In [282]:
# Инициируем сессию
from pyspark.sql import SparkSession

spark = (SparkSession.builder
.master("local[*]")
.appName('PySpark_Tutorial')
.getOrCreate()
)

In [283]:
# Читаем JSON файл со странами
countries_json_file = '../Countries-Cities/world_population.json'
df_countries = spark.read.option('header', True).json(countries_json_file)

In [284]:
# Читаем CSV файл с городами
cities_csv_file = '../Countries-Cities/world_cities.csv'
df_cities = spark.read.csv(cities_csv_file, header=True, sep=";")

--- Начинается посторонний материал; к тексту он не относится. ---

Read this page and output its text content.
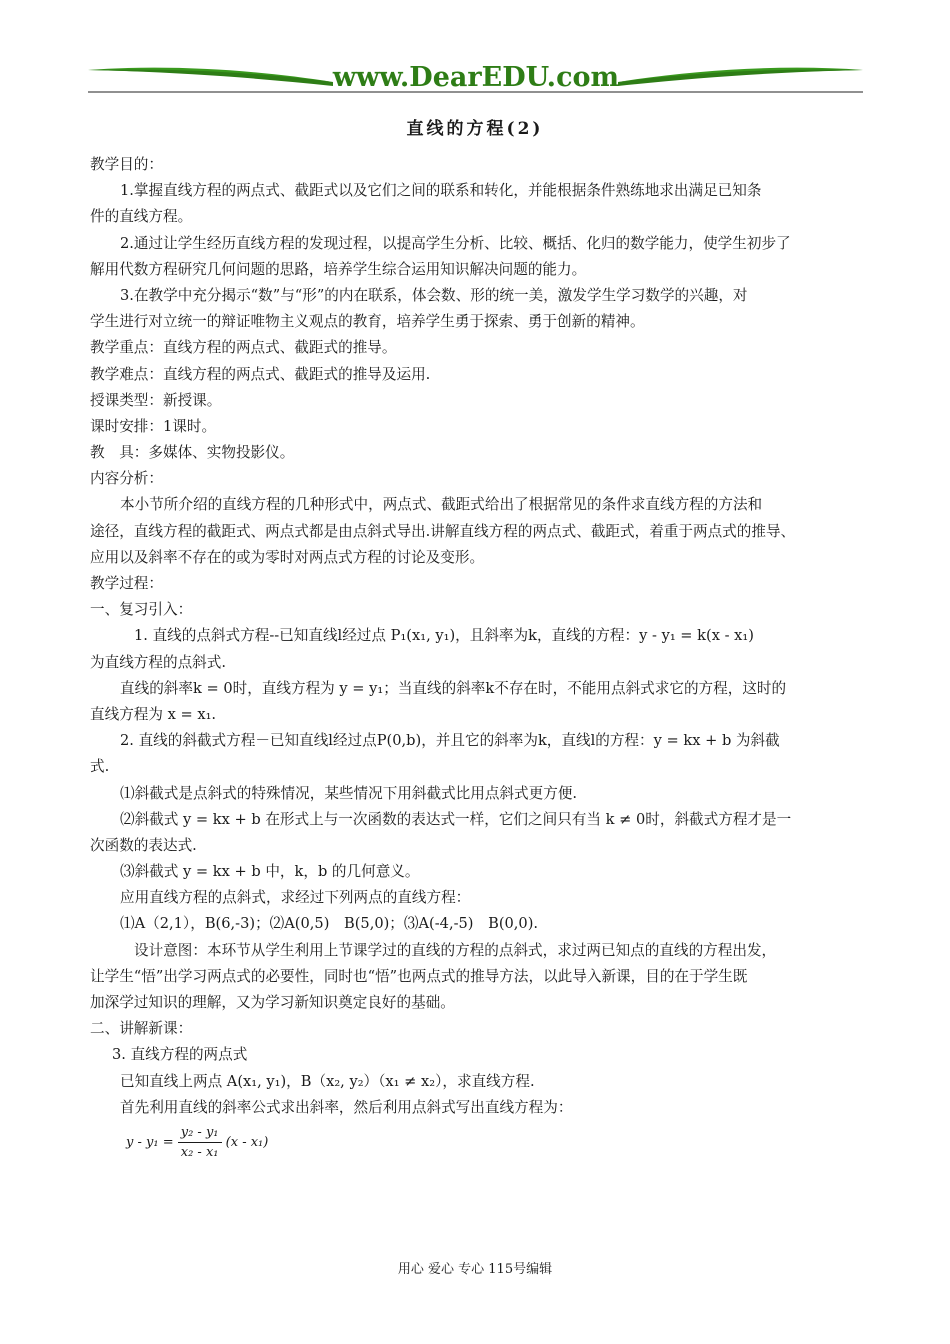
www.DearEDU.com
直线的方程(2)
教学目的：
1.掌握直线方程的两点式、截距式以及它们之间的联系和转化，并能根据条件熟练地求出满足已知条
件的直线方程。
2.通过让学生经历直线方程的发现过程，以提高学生分析、比较、概括、化归的数学能力，使学生初步了
解用代数方程研究几何问题的思路，培养学生综合运用知识解决问题的能力。
3.在教学中充分揭示“数”与“形”的内在联系，体会数、形的统一美，激发学生学习数学的兴趣，对
学生进行对立统一的辩证唯物主义观点的教育，培养学生勇于探索、勇于创新的精神。
教学重点：直线方程的两点式、截距式的推导。
教学难点：直线方程的两点式、截距式的推导及运用.
授课类型：新授课。
课时安排：1课时。
教　具：多媒体、实物投影仪。
内容分析：
本小节所介绍的直线方程的几种形式中，两点式、截距式给出了根据常见的条件求直线方程的方法和
途径，直线方程的截距式、两点式都是由点斜式导出.讲解直线方程的两点式、截距式，着重于两点式的推导、
应用以及斜率不存在的或为零时对两点式方程的讨论及变形。
教学过程：
一、复习引入：
1. 直线的点斜式方程--已知直线l经过点 P₁(x₁, y₁)，且斜率为k，直线的方程：y - y₁ = k(x - x₁)
为直线方程的点斜式.
直线的斜率k = 0时，直线方程为 y = y₁；当直线的斜率k不存在时，不能用点斜式求它的方程，这时的
直线方程为 x = x₁.
2. 直线的斜截式方程－已知直线l经过点P(0,b)，并且它的斜率为k，直线l的方程：y = kx + b 为斜截
式.
⑴斜截式是点斜式的特殊情况，某些情况下用斜截式比用点斜式更方便.
⑵斜截式 y = kx + b 在形式上与一次函数的表达式一样，它们之间只有当 k ≠ 0时，斜截式方程才是一
次函数的表达式.
⑶斜截式 y = kx + b 中，k，b 的几何意义。
应用直线方程的点斜式，求经过下列两点的直线方程：
⑴A（2,1），B(6,-3)；⑵A(0,5)　B(5,0)；⑶A(-4,-5)　B(0,0).
设计意图：本环节从学生利用上节课学过的直线的方程的点斜式，求过两已知点的直线的方程出发，
让学生“悟”出学习两点式的必要性，同时也“悟”也两点式的推导方法，以此导入新课，目的在于学生既
加深学过知识的理解，又为学习新知识奠定良好的基础。
二、讲解新课：
3. 直线方程的两点式
已知直线上两点 A(x₁, y₁)，B（x₂, y₂）（x₁ ≠ x₂），求直线方程.
首先利用直线的斜率公式求出斜率，然后利用点斜式写出直线方程为：
$y - y_1 = \frac{\text{y₂ - y₁}}{\text{x₂ - x₁}} (x - x_1)$
用心 爱心 专心 115号编辑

df_cities = df_cities.select(
    f.trim(f.col("city_ascii")).alias("city"),
    f.expr("lat").cast("decimal(10,4)").alias("lat"),
    f.expr("lng").cast("decimal(10,4)").alias("lng"),
    f.trim(f.col("country")).alias("country"),
    f.trim(f.col("capital")).alias("capital"),
    f.trim(f.col("population")).alias("population"),
    f.trim(f.col("id")).alias("id")                            
)

In [285]:
# Читаем CSV файл со справочником городов
codes_csv_file = '../Countries-Cities/CountryCodes.csv'
df_codes = spark.read.option('header', True).csv(codes_csv_file)

In [286]:
# Подготавливаем датафрейм со странами
from pyspark.sql import functions as f
countryDf = df_countries.select(
    f.trim(f.col("CCA3")).alias("CCA3"),
    f.trim(f.col("Capital")).alias("Capital"),
    f.trim(f.col("Continent")).alias("Continent"),       
    f.expr("`Area (sq mi)` * 2.59").cast("decimal(10,4)").alias("Area (km²)"),
    f.trim(f.col("Population")).cast("decimal(10,0)").alias("Population"),        
    f.expr("`Density (per sq mi)` * 0.3861").cast("decimal(10,4)").alias("Density (per km²)")                            
)

In [287]:
# Подготавливаем датафрейм с городами по странам
citiesDf = df_cities.fillna(0).groupBy("country") \
    .agg(f.count("city").alias("cities_count"), f.sum("population").cast("decimal").alias("urban_population"))

In [302]:
# Готовим результирующую таблицу
resultDf = countryDf \
        .join(df_codes, f.upper(countryDf["CCA3"]) == df_codes["code"], "left_outer") \
        .join(citiesDf, df_codes["name"] == citiesDf["country"]) \
        .withColumn("nonurban_population", f.col("Population") - f.col("urban_population")) \
        .drop("CCA3", "name")


In [305]:
df_countries.count()

234

In [None]:
resultDf.write.save('../Countries-Cities/result.csv', format='csv')

In [None]:
spark.stop()